El adolescente tiene una personalidad fundamentalmente narcisista. Su relación dialógica con Dios corre frecuentemente el riesgo de degenerar en un monólogo egocéntrico que proyecte en Dios sus propios deseos insatisfechos de omnipotencia. La educación pastoral, al inculcar sentimientos penitenciales, abre el yo del adolescente a la seguridad de ser perdonado por Dios, y lo introduce en un diálogo con el Señor en la renovación de la alianza, haciéndole percibir el sentido de la dimensión eclesial.

La penitencia sacramental es difícil entre los jóvenes; parece implicar disonancias entre su aspecto de signo de reconciliación y la realidad humana, como si el mundo presente debiera considerarse sólo una ocasión fortuita para conquistar el reino futuro. Los jóvenes maduran en el sentido penitencial cuando pueden considerarlo un estímulo v una ayuda para realizar el mundo en la resurrección de Cristo. Para ellos la iniciación en la penitencia puede realizarse gozosamente si incluye la conversión a la realidad del mundo; si se inserta en la lógica de una carne que ha de resucitar toda entera en Cristo. Los jóvenes exigen que la conversión a Cristo sea vivida como momento del descubrimiento profundo del sentido del mundo, como camino para entregarse a la realidad concreta reconstruida en su autenticidad, como un modo de rehacer la novedad en una continua realización de las cosas creadas, como sentido de solidaridad responsable frente a los males comunes.

La pastoral debe generar el sentido penitencial en armonía con la psicología de las diversas edades del creyente, en correspondencia con sus situaciones espirituales personales y en sintonía con su madurez social y eclesial.

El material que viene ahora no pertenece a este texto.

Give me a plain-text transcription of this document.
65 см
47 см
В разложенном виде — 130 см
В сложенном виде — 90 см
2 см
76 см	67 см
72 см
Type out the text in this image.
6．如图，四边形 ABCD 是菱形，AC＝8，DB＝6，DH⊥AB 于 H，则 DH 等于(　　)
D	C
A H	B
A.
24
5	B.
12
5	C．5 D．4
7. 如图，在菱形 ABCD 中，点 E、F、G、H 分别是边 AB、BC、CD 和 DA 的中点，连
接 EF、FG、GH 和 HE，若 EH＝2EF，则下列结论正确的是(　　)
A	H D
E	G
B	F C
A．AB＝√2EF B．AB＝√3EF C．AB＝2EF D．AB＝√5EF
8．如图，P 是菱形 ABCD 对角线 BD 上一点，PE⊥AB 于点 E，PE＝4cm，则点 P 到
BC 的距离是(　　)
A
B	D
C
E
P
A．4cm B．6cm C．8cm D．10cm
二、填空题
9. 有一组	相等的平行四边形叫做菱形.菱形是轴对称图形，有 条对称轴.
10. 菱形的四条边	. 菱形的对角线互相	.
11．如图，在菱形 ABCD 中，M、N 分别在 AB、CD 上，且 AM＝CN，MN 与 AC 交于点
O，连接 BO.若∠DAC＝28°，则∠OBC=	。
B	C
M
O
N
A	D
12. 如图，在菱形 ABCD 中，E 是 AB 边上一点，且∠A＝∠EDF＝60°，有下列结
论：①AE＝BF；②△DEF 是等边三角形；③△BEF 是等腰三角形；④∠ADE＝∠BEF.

La pastoral penitencial es un compromiso prolongado en la Iglesia, tanto porque el creyente se encuentra en un crecimiento psico-social eclesial como porque la penitencia debe ser vivida según la nueva posibilidad humanística; "El contexto cultural en el que vivimos registra una subversión de la jerarquía de los valores, a la que sigue el crecimiento de otra nueva y distinta, que sitúa en cabeza unos valores antes olvidados o relegados a los últimos lugares, mientras que ignora valores que en otro tiempo fueron preeminentes [...]. Por eso la conversión bautismal debe prolongarse en una conversión permanente que, si bien tiene sus momentos predominantes en los sacramentos de la iniciación, deberá extenderse a toda la existencia cristiana".

[Esta voz sirve de natural complemento a las siguientes: >Pecador/ pecado y >Penitente].